Former train station in Waldo, Florida, U.S.

Waldo station is a former train station in Waldo, Florida along the CSX S-Line. It serves Amtrak Thruway buses and previously served trains for Amtrak and other rail operators. The station is located at the interchange of US 301 and State Road 24 in Waldo, Florida.

== History ==
The original Waldo train station was built by the Seaboard Air Line Railway as a two-story structure with a large freight room, and was a divisional headquarters. In 1930, the top floor and part of the freight room were removed, and in 1963, the old building was replaced by the current structure. The station served the SAL's mainline in Florida. Trains included the New York City - Miami and St. Petersburg Silver Meteor and Silver Star, which operated in a more limited stop context in Florida, and the trains operating on the same route, Palmland and Sunland.
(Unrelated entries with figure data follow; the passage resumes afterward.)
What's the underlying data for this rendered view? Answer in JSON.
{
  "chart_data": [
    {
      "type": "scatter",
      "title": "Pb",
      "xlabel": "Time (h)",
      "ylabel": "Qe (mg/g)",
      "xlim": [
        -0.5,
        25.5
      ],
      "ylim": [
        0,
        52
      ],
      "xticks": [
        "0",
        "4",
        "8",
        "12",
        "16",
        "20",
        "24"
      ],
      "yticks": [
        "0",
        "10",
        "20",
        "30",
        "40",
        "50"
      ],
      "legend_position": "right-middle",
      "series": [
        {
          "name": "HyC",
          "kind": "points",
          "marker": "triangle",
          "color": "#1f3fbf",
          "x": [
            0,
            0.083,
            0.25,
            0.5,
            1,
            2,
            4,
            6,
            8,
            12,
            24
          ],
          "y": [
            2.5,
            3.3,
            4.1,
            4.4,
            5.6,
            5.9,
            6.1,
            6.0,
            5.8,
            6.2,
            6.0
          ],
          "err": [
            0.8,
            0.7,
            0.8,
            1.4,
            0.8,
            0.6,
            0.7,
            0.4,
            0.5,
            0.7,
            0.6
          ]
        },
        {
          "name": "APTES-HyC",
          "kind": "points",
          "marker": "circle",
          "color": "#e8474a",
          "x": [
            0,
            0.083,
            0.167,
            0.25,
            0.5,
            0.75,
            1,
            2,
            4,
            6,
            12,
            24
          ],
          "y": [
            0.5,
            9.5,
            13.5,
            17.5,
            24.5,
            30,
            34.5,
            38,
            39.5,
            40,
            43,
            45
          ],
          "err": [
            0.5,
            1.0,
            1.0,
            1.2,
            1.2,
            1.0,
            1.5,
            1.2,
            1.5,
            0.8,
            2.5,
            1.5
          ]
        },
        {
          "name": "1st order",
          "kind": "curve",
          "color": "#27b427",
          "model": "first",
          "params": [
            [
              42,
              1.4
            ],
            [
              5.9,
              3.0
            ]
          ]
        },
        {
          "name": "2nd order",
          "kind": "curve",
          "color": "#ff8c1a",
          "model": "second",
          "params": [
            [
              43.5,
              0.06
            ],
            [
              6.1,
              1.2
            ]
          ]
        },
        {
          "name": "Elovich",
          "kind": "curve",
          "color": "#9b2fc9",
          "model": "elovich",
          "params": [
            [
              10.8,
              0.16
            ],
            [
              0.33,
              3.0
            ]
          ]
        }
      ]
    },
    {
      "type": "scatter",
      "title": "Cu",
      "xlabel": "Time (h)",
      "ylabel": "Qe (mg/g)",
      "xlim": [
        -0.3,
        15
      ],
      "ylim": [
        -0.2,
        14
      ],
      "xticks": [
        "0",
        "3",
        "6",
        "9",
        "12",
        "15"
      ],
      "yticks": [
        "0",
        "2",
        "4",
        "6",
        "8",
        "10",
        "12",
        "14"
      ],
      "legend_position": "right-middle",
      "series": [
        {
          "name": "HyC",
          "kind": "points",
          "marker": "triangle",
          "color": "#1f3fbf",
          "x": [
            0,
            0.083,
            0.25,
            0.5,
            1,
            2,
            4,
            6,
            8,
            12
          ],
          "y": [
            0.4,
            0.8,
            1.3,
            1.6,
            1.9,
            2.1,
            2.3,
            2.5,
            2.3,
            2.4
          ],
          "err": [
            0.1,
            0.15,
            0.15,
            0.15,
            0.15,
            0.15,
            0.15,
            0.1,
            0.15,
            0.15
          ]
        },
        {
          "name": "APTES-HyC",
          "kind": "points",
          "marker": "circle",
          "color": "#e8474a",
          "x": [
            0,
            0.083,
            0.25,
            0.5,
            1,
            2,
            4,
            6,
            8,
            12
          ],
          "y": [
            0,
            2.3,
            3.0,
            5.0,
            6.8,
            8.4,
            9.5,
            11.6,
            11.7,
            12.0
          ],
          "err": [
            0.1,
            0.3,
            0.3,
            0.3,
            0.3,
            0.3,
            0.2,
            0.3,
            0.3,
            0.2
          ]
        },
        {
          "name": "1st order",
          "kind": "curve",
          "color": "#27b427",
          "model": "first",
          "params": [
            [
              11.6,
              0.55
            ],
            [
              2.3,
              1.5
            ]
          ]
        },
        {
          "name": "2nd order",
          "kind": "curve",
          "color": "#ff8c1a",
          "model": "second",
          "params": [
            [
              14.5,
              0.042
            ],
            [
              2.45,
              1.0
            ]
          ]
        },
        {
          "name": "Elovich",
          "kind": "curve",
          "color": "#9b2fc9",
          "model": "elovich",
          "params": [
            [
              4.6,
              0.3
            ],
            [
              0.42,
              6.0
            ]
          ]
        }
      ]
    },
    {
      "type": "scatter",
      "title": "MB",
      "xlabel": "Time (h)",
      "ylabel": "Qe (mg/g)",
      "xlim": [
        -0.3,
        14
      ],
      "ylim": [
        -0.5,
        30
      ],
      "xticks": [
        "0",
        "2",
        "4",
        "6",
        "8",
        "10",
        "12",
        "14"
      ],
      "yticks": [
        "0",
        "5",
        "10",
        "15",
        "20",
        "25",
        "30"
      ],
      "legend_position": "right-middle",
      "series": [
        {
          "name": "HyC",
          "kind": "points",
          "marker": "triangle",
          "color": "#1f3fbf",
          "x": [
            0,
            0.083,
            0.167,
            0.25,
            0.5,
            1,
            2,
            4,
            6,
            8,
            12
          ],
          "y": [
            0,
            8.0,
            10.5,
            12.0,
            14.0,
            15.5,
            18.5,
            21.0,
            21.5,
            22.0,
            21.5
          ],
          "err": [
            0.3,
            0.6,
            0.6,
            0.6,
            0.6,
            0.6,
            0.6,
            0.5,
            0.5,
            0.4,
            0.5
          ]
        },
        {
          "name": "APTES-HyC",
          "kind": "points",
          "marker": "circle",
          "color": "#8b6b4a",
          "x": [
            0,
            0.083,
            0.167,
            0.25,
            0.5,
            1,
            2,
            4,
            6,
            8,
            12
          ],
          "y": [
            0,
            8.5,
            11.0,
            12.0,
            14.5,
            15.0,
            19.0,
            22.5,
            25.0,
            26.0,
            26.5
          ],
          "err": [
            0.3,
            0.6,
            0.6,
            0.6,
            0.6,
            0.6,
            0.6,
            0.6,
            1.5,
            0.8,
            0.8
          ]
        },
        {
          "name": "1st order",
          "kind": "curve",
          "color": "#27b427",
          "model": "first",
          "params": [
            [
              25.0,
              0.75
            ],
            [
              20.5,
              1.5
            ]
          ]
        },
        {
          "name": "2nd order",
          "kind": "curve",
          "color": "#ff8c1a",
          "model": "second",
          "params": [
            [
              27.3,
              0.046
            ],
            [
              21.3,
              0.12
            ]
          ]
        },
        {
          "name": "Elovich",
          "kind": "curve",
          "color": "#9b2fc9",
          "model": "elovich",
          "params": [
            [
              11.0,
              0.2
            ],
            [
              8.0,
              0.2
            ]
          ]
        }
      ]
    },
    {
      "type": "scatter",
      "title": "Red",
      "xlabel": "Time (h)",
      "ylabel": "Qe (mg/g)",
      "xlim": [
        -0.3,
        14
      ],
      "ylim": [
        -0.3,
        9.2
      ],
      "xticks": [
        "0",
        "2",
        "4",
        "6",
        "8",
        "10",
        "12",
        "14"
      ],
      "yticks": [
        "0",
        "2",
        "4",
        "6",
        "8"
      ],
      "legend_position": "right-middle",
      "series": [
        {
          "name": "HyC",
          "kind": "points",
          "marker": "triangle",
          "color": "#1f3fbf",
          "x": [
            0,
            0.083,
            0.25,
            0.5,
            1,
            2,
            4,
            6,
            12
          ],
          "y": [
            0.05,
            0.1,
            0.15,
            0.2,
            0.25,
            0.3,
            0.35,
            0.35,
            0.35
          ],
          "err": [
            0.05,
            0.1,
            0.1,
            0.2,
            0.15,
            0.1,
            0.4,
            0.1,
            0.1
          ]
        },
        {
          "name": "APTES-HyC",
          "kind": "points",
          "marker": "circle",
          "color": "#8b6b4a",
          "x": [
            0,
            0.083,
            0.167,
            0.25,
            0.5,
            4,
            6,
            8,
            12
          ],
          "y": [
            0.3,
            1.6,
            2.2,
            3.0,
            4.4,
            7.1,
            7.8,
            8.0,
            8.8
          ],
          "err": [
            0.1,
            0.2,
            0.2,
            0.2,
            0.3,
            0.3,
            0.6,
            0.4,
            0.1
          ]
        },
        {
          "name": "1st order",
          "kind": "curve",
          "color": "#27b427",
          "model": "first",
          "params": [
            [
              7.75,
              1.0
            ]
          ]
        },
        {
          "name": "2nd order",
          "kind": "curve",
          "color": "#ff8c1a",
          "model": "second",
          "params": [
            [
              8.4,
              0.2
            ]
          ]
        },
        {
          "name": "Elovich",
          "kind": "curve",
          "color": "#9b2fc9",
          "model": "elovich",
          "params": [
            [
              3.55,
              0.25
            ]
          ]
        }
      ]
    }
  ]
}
In 1971, most passenger service in the United States was transferred to Amtrak, and the Silver Meteor retained its stop in Waldo. Throughout the latter part of the 20th century, Amtrak would move trains off and onto the S-Line. Some of these trains include the Silver Meteor, Silver Star, Floridian, and Palmetto. Finally, Amtrak revived the Silver Palm along the CSX S-Line in 1996, where it would keep its name, sleepers, and diner until 2002. In 2002, the train would be renamed back to Palmetto. Two years later, the Palmetto was truncated to Savannah, Georgia on November 1, 2004, prompting Amtrak to revive Silver Star service to Tampa along the CSX A-Line shared by the current Silver Meteor, and part of the suspended Sunset Limited, and finally ending passenger service to Waldo. Today, the station only serves as a stop for Amtrak Thruway bus service between Jacksonville and Lakeland.